Of course, the resilience of the Tangle aside, the Internet of Things will also require those Things to be able to handle some amount of computation. To that end, the Foundation is working both on hardware optimized for ternary computing – which is more information dense and energy efficient, and on a programming language designed specifically for Cubic and the IoT.
Abra OS
The name of the new programming language being developed is Abra. If you are familiar with other programming languages you may want to take a look at the update from the Foundation – it includes some example code in ternary and discusses the intricacies of the various aspects of Abra being developed and how the pieces fit together.
The upshot ultimately is that progress is steady. IOTA has a history of delivering everything it promises but of taking the time to do it right – prime examples being the IXI Hub and the Trinity wallet, both of which released this summer.
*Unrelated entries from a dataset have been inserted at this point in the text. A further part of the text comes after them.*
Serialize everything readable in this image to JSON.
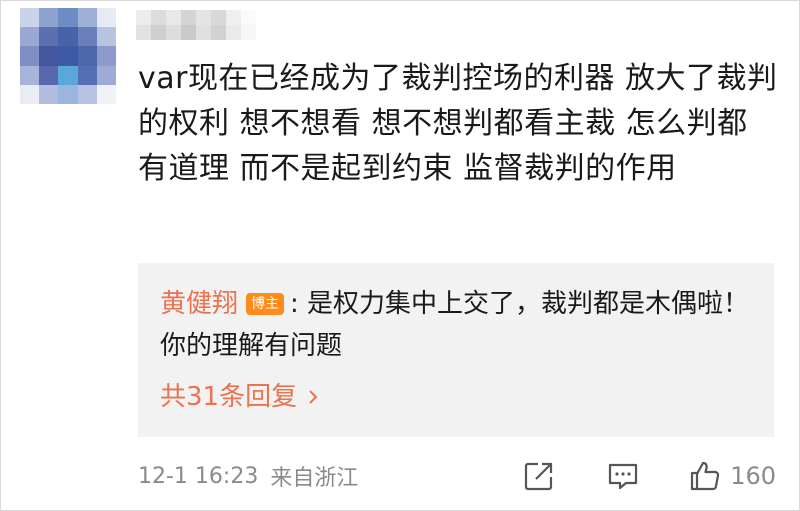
{
  "comment": {
    "text": "var现在已经成为了裁判控场的利器 放大了裁判的权利 想不想看 想不想判都看主裁 怎么判都有道理 而不是起到约束 监督裁判的作用"
  },
  "reply": {
    "author": "黄健翔",
    "badge": "博主",
    "text": ": 是权力集中上交了，裁判都是木偶啦！你的理解有问题",
    "count_label": "共31条回复"
  },
  "footer": {
    "timestamp": "12-1 16:23",
    "source": "来自浙江",
    "like_count": "160"
  },
  "colors": {
    "accent": "#eb7350",
    "badge": "#ff8c1a",
    "reply_bg": "#f2f2f2",
    "meta": "#8a8a8a"
  },
  "icons": [
    "chevron-right-icon",
    "share-icon",
    "comment-icon",
    "thumbs-up-icon"
  ]
}
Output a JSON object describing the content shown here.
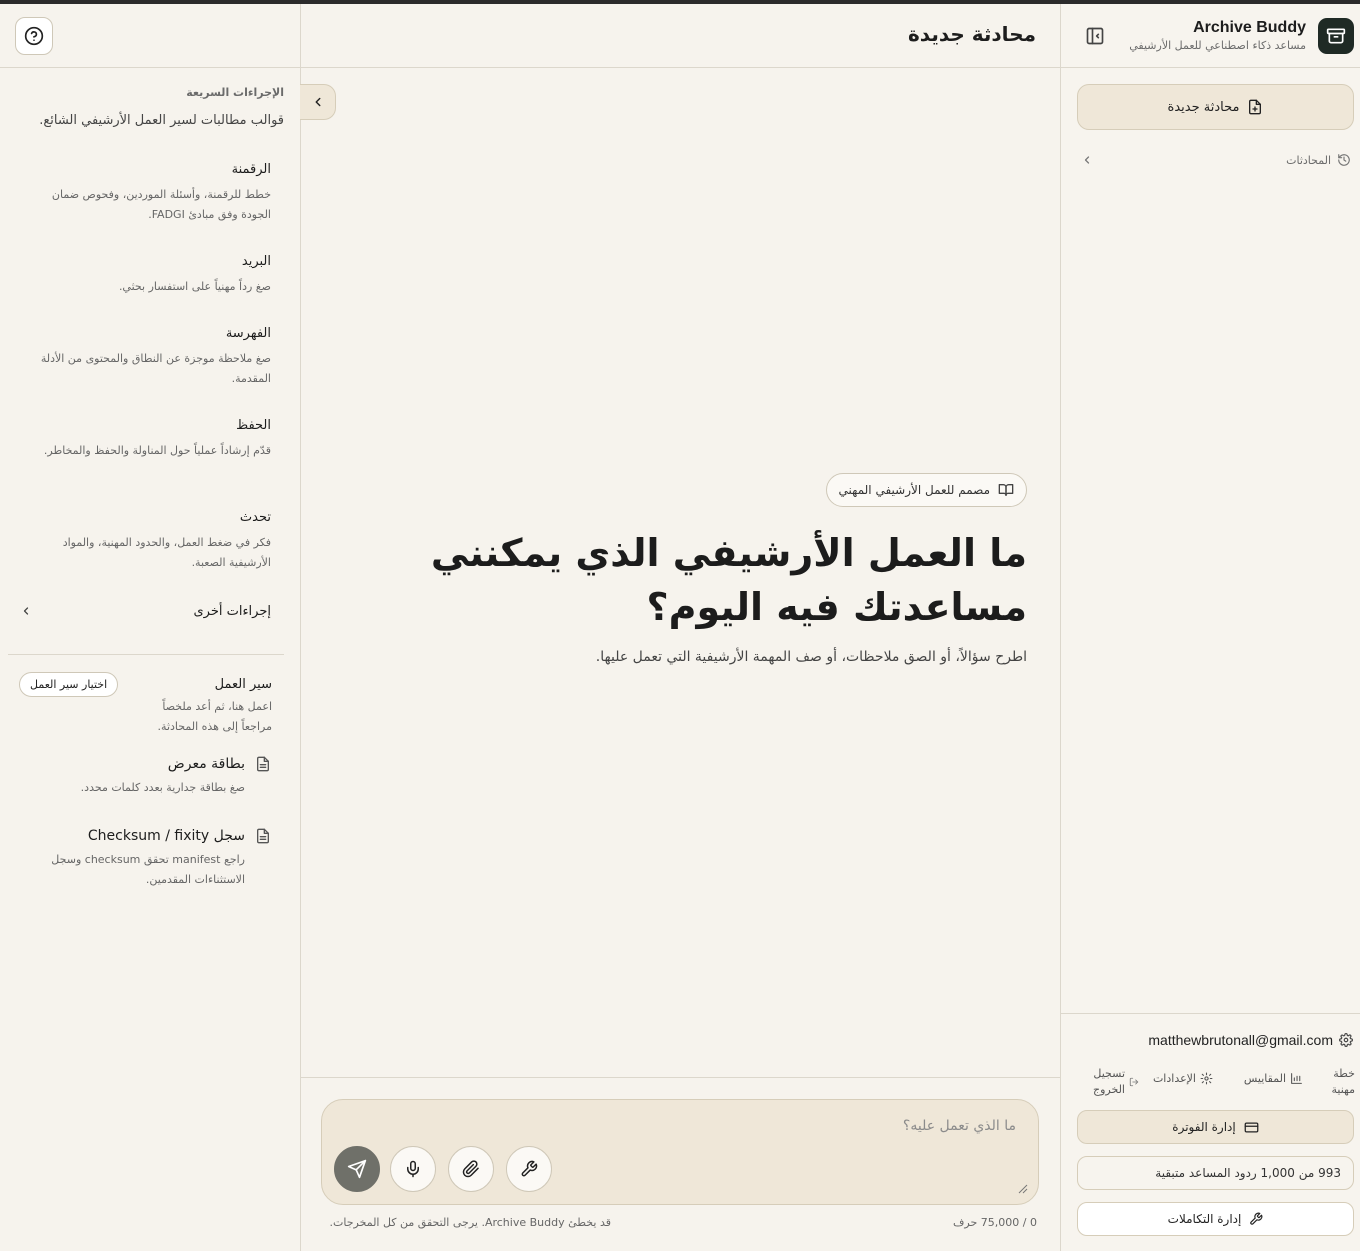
{
  "app": {
    "name": "Archive Buddy",
    "tagline": "مساعد ذكاء اصطناعي للعمل الأرشيفي"
  },
  "sidebar": {
    "new_chat_label": "محادثة جديدة",
    "conversations_label": "المحادثات",
    "user_email": "matthewbrutonall@gmail.com",
    "links": {
      "plan": "خطة مهنية",
      "metrics": "المقاييس",
      "settings": "الإعدادات",
      "logout": "تسجيل الخروج"
    },
    "billing_label": "إدارة الفوترة",
    "quota_text": "993 من 1,000 ردود المساعد متبقية",
    "integrations_label": "إدارة التكاملات"
  },
  "main": {
    "title": "محادثة جديدة",
    "badge": "مصمم للعمل الأرشيفي المهني",
    "hero_line1": "ما العمل الأرشيفي الذي يمكنني",
    "hero_line2": "مساعدتك فيه اليوم؟",
    "hero_sub": "اطرح سؤالاً، أو الصق ملاحظات، أو صف المهمة الأرشيفية التي تعمل عليها.",
    "composer_placeholder": "ما الذي تعمل عليه؟",
    "char_count": "0 / 75,000 حرف",
    "disclaimer": "قد يخطئ Archive Buddy. يرجى التحقق من كل المخرجات."
  },
  "quick_actions": {
    "title": "الإجراءات السريعة",
    "subtitle": "قوالب مطالبات لسير العمل الأرشيفي الشائع.",
    "items": [
      {
        "title": "الرقمنة",
        "desc": "خطط للرقمنة، وأسئلة الموردين، وفحوص ضمان الجودة وفق مبادئ FADGI."
      },
      {
        "title": "البريد",
        "desc": "صغ رداً مهنياً على استفسار بحثي."
      },
      {
        "title": "الفهرسة",
        "desc": "صغ ملاحظة موجزة عن النطاق والمحتوى من الأدلة المقدمة."
      },
      {
        "title": "الحفظ",
        "desc": "قدّم إرشاداً عملياً حول المناولة والحفظ والمخاطر."
      },
      {
        "title": "تحدث",
        "desc": "فكر في ضغط العمل، والحدود المهنية، والمواد الأرشيفية الصعبة."
      }
    ],
    "more_label": "إجراءات أخرى"
  },
  "workflow": {
    "title": "سير العمل",
    "desc": "اعمل هنا، ثم أعد ملخصاً مراجعاً إلى هذه المحادثة.",
    "button": "اختيار سير العمل",
    "tools": [
      {
        "title": "بطاقة معرض",
        "desc": "صغ بطاقة جدارية بعدد كلمات محدد."
      },
      {
        "title": "سجل Checksum / fixity",
        "desc": "راجع manifest تحقق checksum وسجل الاستثناءات المقدمين."
      }
    ]
  },
  "colors": {
    "background": "#f6f3ed",
    "accent_fill": "#efe7d8",
    "brand_dark": "#1f2a25",
    "send_button": "#6f7069"
  },
  "icons": {
    "brand": "archive-box-icon",
    "collapse": "sidebar-collapse-icon",
    "new_chat": "file-plus-icon",
    "history": "history-icon",
    "help": "help-circle-icon",
    "send": "send-icon",
    "mic": "microphone-icon",
    "attach": "paperclip-icon",
    "tools": "wrench-icon"
  }
}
They each provided excellent and much-needed quality of life improvements for exchanges and users of the network, but they also drove impatient fans of the project to despair with the lack of deadlines offered. Similarly, with Cubic, no deadlines have been set in stone. Even so, the Foundation does provide their best current estimate, which is that they will have Proof of Concept for Cubic ready to present around the end of the year.